David Winpenny, Chairman of Ripon Civic Society, looks at the life and preoccupations of a former Ripon resident whose scientific work and idiosyncratic ideas appear to have been rather at odds with each other.
At the bottom of Clotherholme Road, not far from its junction with Studley Road, is a large but reticent Victorian House with white-painted gateposts with the name ‘Clova’. Today it is the Clova House Care Home, and has been much extended, but at the end of the 19th century it was home to one of the most interesting and eccentric people who ever made their home in the city.

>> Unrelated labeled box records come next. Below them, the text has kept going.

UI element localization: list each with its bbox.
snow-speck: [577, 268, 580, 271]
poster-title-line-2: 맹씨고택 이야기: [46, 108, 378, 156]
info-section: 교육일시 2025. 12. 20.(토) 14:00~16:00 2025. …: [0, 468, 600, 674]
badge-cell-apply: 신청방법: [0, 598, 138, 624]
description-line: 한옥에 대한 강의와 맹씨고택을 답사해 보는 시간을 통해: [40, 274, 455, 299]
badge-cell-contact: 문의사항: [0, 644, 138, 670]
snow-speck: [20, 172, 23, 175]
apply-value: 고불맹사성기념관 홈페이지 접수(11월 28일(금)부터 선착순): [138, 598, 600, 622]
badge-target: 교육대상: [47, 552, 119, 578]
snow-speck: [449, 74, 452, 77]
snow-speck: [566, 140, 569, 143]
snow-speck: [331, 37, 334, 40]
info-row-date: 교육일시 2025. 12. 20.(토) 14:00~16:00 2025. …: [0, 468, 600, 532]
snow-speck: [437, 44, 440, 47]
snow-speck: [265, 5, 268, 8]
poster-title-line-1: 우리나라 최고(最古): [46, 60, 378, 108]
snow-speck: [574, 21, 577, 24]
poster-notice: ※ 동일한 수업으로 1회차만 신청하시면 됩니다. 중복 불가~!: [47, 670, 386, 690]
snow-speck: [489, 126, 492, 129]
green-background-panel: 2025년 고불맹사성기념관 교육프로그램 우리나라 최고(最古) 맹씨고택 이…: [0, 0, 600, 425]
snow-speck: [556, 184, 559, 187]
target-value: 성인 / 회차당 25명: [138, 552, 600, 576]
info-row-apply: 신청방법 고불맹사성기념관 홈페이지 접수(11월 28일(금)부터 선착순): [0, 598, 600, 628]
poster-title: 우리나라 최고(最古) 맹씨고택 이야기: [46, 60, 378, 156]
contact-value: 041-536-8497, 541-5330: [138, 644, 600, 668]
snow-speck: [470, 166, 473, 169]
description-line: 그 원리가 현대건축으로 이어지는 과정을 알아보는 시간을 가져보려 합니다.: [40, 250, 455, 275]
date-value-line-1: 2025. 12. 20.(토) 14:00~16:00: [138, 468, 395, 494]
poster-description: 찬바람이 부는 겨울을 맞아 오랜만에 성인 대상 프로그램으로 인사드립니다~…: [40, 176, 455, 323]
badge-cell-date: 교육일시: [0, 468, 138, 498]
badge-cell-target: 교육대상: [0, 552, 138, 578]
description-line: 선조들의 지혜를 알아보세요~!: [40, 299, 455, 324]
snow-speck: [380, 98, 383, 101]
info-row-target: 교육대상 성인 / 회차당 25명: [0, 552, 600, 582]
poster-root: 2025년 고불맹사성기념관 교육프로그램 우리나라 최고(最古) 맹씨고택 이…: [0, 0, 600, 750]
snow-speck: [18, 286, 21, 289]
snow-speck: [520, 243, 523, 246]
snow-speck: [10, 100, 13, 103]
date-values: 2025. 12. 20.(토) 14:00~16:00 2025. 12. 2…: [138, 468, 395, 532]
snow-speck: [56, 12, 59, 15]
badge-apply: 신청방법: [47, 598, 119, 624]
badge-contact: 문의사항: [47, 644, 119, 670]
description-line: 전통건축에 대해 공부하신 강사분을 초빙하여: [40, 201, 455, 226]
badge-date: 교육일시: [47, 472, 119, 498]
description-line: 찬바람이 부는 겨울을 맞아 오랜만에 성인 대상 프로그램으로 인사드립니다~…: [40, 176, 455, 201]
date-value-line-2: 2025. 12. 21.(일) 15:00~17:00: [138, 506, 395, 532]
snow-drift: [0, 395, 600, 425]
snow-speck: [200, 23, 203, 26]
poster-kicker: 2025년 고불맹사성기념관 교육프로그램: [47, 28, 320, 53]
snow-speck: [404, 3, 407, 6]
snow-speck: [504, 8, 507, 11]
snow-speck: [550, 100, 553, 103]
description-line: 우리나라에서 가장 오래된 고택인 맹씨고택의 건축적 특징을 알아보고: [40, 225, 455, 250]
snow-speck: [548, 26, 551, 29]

Charles Piazzi Smyth was one of the most eminent scientists of the 19th century. His father was a naval officer based in Naples when he was born, and the baby was named after a renowned Sicilian astronomer, Giuseppe Piazzi. Educated at Bedford Grammar School, he was given an apprenticeship at the Royal Observatory at the Cape of Good Hope – he was there in 1836 when Halley’s Comet appeared. Young Piazzi was a bright young man and in 1845, aged just 26, he was appointed Astronomer Royal for Scotland and Professor of Practical Astronomy at Edinburgh University. He stayed for 43 years, undertaking some important scientific work in spectroscopy and meteorology.
He instigated the one o’clock gun that is still fired every day at Edinburgh Castle, and the red time-ball that falls on the Nelson Monument on Calton Hill at the same time; the aim was to give an accurate time signal to the fleet when it was in Leith Harbour. He was the first person to use a telescope on a mountain top – on Alta Vista on Tenerife in 1856. As a pioneer of photography perfected a new type of high-quality miniature image, only an inch square, which could be enlarged without loss of quality.
All this was good, solid stuff. But Piazzi Smyth had a dottier side; he was obsessed by Egypt’s Great Pyramid. In fact he was, as Sir Flinders Petrie said, a ‘pyramidiot’. Piazzi was convinced the Pyramid held all the secrets of the universe. Accompanied by his wife Jessie (whom he had also dragged up the mountain in Tenerife), he measured every inch, and studied every angle. He ‘discovered’ that it was constructed on the ‘pyramid inch’ measure – only 0.001 per cent away from the imperial inch (he hated metric measurements). He ‘proved’ that the relationship of the Pyramid’s height to twice its base is equivalent to pi, and that one pound’s weight of the Pyramid is the same as five cubic pyramid inches of the earth’s mean density.
He also took the first photographs – his miniature images – in the chambers of the Great Pyramid, using coils of magnesium wire to create a bright light. Among the pictures that Smyth took is one of Jessie in the King’s Chamber, dressed in voluminous tartan skirts and looking intently into the so-called Coffer which may once have held a Pharaoh.
But Smyth’s book about his pyramidology, Our Inheritance in the Great Pyramid, was largely ridiculed by his contemporaries. He was snubbed when he submitted a paper on the subject to the Royal Society and as a result he resigned his Fellowship. In August 1888, he left the Royal Scottish Observatory for the last time, and retired to Ripon – probably so that Jessie, who was unwell, could benefit from the mild climate in the lee of the Pennines, but also because nearby York gave easy access to both London and Edinburgh. Another advantage was that York was the base of Smyth’s favourite scientific instrument maker, Thomas Cooke.
When Jessie died in 1896 Piazzi designed the pyramid-shaped tombstone topped with a cross that is now Sharow churchyard’s most unusual sight. Four years later he was buried there, too. His inscription calls him ‘a Bright Star in the Firmament of Ardent Explorers of the Works of their Creator’.